The problem in my understanding was that I assumed that multi-copy atomicity was part of the atomicity guarantee of the atomic independent of the memory_order. This is incorrect. 

Only in the case of memory_order_seq_cst, multi-copy atomicity is implied because sequential consistency requires that some total order over all loads/stores exists and hence a total order over the stores exists. Therefore if the IRIW example would be implemented using memory_order_seq_cst, then the observation isn't possible.

But when a memory_order below memory_order_seq_cst is used, multi-copy atomicity is not implied. And as a consequence, if the IRIW example would be implemented using memory_order_release stores and memory_order_acquire loads, the given observation is possible.

Conclusion

Multi-copy atomicity and atomicity are different concepts and atomicity doesn't imply multi-copy atomicity. They are overloaded terms and it is very easy to get confused.

Update

It seems there are conflicting single-copy atomicity definitions as can be seen in this Twitter discussion.
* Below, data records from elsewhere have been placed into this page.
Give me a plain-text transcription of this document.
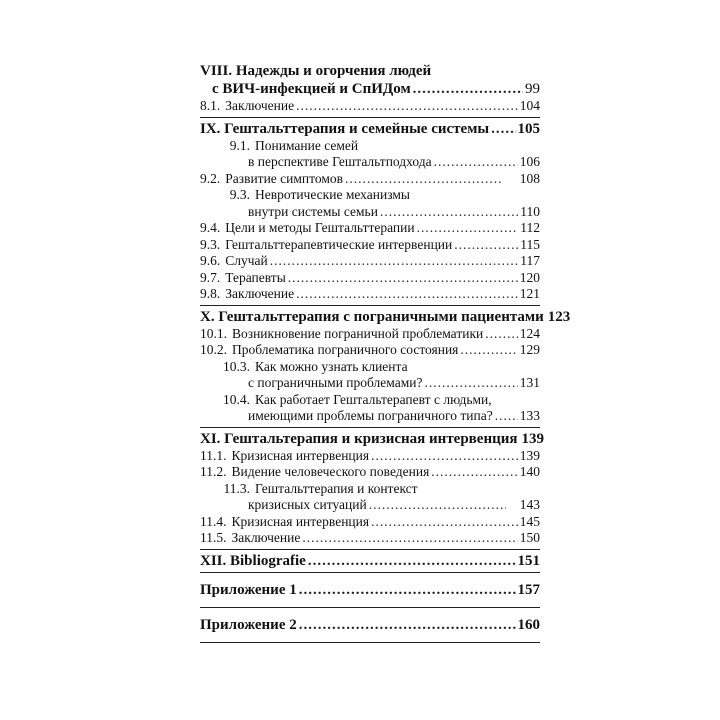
VIII. Надежды и огорчения людей
с ВИЧ-инфекцией и СпИДом .....	99
8.1. Заключение .....	104
IX. Гештальттерапия и семейные системы ..... 105
9.1. Понимание семей
в перспективе Гештальтподхода .....	106
9.2. Развитие симптомов .....	108
9.3. Невротические механизмы
внутри системы семьи .....	110
9.4. Цели и методы Гештальттерапии .....	112
9.3. Гештальттерапевтические интервенции .....	115
9.6. Случай .....	117
9.7. Терапевты .....	120
9.8. Заключение .....	121
X. Гештальттерапия с пограничными пациентами 123
10.1. Возникновение пограничной проблематики .....	124
10.2. Проблематика пограничного состояния .....	129
10.3. Как можно узнать клиента
с пограничными проблемами? .....	131
10.4. Как работает Гештальтерапевт с людьми,
имеющими проблемы пограничного типа? ..... 133
XI. Гештальтерапия и кризисная интервенция 139
11.1. Кризисная интервенция .....	139
11.2. Видение человеческого поведения .....	140
11.3. Гештальттерапия и контекст
кризисных ситуаций .....	143
11.4. Кризисная интервенция .....	145
11.5. Заключение .....	150
XII. Bibliografie .....	151
Приложение 1 .....	157
Приложение 2 .....	160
In some academic papers, single-copy atomic is a stricter version of multi-copy atomic whereby even the issuing CPU needs to see the store in the same order. But in the ARM and PowerPC reference manuals, it effectively means that when you load/store some value, you don't end up with a value that is a mix of multiple loads/stores. It doesn't say anything about the order of stores issued by different CPUs to different addresses.


The original version of this post was based on the stricter version, but it seems that the ARM/PowerPC definition is more widely used and therefore I updated the post. I would like to thank Alexey Shipilev and Travis Downs to point out the conflict.